Stability analysis of discrete-time fuzzy-model-based control systems with time delay: Time delay-independent approach

This paper presents the stability analysis of discrete-time fuzzy-model-based control systems with time delays. To facilitate the stability analysis, the T–S fuzzy model is employed to represent the discrete-time nonlinear system. Due to the multiplication property of the fuzzy-model-based control system, the number of LMI-based stability conditions is p(p+1)/2 where p is the number of rules for the fuzzy model and fuzzy controller. Consequently, the computational demand for solving the solution to the stability conditions is very expensive, especially when the value of p is large. The problem becomes much worse when the relaxed stability conditions are formulated as huge matrices.
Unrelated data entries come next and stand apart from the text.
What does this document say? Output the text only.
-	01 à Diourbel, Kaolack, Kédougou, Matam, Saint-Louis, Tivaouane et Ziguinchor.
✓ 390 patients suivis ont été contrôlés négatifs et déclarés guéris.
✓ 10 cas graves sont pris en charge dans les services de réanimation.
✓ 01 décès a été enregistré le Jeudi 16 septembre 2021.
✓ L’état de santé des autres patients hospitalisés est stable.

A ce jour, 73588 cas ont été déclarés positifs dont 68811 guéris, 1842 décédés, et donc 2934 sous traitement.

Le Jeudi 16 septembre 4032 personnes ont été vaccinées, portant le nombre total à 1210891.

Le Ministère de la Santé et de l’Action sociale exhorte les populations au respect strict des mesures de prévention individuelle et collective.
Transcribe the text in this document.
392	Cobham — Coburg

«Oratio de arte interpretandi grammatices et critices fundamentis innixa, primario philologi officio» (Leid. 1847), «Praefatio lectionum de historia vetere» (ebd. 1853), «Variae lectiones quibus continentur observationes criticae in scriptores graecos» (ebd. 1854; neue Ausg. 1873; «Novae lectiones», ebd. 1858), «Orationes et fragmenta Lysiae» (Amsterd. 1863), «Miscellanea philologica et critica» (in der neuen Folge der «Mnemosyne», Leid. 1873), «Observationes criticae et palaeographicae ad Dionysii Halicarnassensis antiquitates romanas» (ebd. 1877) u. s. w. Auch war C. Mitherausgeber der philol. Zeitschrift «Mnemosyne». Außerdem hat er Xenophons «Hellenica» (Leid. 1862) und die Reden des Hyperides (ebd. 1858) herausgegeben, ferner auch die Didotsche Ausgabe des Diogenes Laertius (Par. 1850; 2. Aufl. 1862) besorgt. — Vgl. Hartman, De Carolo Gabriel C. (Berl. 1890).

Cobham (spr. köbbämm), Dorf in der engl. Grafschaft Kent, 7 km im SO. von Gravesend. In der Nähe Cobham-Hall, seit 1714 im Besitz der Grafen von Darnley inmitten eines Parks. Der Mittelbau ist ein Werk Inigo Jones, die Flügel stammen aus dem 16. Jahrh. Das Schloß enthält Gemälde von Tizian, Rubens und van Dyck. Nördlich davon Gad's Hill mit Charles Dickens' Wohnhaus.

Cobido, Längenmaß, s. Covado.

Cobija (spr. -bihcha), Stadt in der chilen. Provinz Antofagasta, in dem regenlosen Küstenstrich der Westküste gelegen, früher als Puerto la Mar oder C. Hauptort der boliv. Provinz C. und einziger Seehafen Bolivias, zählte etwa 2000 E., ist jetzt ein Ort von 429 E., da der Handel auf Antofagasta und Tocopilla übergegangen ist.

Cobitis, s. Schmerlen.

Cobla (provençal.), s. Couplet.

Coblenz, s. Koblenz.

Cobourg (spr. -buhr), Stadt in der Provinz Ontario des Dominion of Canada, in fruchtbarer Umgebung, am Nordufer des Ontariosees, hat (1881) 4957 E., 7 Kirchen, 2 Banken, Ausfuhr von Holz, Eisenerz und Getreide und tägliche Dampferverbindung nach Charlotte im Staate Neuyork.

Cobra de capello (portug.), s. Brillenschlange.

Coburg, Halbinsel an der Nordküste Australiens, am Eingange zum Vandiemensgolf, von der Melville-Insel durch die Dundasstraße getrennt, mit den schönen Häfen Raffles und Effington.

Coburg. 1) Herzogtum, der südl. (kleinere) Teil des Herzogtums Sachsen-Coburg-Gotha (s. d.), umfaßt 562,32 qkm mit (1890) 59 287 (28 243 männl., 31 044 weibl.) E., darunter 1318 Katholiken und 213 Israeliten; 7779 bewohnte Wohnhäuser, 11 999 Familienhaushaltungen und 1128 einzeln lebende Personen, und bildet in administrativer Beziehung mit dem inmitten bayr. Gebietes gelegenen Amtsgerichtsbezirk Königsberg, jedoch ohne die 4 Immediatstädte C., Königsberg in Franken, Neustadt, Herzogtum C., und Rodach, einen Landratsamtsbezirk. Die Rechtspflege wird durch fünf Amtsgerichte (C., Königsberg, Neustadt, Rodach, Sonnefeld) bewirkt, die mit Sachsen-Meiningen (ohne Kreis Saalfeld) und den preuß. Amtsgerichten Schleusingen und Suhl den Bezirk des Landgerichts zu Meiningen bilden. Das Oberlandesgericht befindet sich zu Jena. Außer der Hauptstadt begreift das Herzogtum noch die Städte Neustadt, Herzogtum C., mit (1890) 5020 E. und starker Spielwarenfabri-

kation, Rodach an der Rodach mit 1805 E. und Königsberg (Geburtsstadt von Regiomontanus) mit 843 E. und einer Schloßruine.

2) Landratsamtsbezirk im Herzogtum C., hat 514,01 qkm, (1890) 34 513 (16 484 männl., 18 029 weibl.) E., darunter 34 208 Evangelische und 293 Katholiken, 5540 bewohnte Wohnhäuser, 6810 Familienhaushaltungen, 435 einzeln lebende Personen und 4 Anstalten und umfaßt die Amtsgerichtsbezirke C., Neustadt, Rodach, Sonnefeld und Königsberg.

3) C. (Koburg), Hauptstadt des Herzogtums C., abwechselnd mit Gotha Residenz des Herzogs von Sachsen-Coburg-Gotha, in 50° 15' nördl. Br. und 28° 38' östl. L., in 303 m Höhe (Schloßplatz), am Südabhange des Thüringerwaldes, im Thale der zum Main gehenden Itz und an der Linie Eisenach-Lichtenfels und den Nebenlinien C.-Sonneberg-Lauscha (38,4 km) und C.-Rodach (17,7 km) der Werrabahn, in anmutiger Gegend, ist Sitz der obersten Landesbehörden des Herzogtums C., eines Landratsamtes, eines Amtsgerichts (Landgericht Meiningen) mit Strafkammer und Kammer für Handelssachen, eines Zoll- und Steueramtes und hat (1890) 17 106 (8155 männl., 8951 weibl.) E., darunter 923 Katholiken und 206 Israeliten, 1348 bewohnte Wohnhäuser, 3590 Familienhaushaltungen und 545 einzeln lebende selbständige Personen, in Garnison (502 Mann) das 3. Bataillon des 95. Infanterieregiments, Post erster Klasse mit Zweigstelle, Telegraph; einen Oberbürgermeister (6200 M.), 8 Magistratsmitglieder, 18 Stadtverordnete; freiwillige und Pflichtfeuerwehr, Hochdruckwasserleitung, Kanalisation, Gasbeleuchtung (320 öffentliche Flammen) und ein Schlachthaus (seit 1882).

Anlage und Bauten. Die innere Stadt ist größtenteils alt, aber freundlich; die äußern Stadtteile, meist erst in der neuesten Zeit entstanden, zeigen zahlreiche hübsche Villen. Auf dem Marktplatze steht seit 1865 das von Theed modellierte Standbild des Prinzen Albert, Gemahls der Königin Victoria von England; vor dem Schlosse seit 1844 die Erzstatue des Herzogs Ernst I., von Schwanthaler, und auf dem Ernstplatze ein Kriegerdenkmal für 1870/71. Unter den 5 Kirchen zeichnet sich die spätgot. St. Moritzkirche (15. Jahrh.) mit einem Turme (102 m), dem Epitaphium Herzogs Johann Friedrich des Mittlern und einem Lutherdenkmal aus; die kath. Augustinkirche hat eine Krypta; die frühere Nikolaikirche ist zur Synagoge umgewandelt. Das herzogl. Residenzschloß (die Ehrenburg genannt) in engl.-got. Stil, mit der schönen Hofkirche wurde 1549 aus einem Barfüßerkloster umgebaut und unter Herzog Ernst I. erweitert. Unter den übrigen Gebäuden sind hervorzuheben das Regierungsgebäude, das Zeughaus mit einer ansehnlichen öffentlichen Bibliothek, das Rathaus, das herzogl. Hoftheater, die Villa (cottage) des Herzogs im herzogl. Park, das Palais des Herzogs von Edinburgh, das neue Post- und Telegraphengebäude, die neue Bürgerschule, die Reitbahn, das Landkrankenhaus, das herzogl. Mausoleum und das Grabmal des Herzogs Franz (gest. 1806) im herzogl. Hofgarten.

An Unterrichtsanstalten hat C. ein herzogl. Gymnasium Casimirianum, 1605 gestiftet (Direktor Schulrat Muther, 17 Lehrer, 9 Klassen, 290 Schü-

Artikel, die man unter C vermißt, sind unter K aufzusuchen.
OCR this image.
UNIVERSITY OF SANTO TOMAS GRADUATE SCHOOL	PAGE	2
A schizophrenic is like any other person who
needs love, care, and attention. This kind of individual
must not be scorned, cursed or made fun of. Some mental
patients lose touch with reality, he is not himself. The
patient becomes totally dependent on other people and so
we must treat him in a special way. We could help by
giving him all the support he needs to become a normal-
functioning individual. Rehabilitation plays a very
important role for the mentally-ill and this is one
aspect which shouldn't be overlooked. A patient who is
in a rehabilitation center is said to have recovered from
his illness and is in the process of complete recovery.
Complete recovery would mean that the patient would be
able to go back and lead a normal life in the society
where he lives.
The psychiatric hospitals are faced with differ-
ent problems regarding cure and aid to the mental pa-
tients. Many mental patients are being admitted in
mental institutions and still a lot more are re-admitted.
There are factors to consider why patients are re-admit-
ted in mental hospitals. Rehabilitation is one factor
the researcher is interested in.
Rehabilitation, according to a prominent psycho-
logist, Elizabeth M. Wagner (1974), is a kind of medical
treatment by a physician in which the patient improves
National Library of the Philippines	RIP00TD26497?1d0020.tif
The huge matrices incorporate the information of all the closed-loop subsystems, which may cause the solution of the LMI-based stability conditions difficult or even impossible to obtain owing to the limited computer power. In this paper, to reduce the computational demand, the fuzzy-model-based control system is divided into parts which the control input will handle separately. As a result, the multiplication property of the fuzzy-model-based control system can be removed, which effectively reduces the number of stability conditions to p and the computational demand for finding the solution can be reduced. LMI-based delay-independent stability conditions are derived using the Lyapunov-based approach. Simulation examples are given to illustrate the effectiveness of the proposed approach.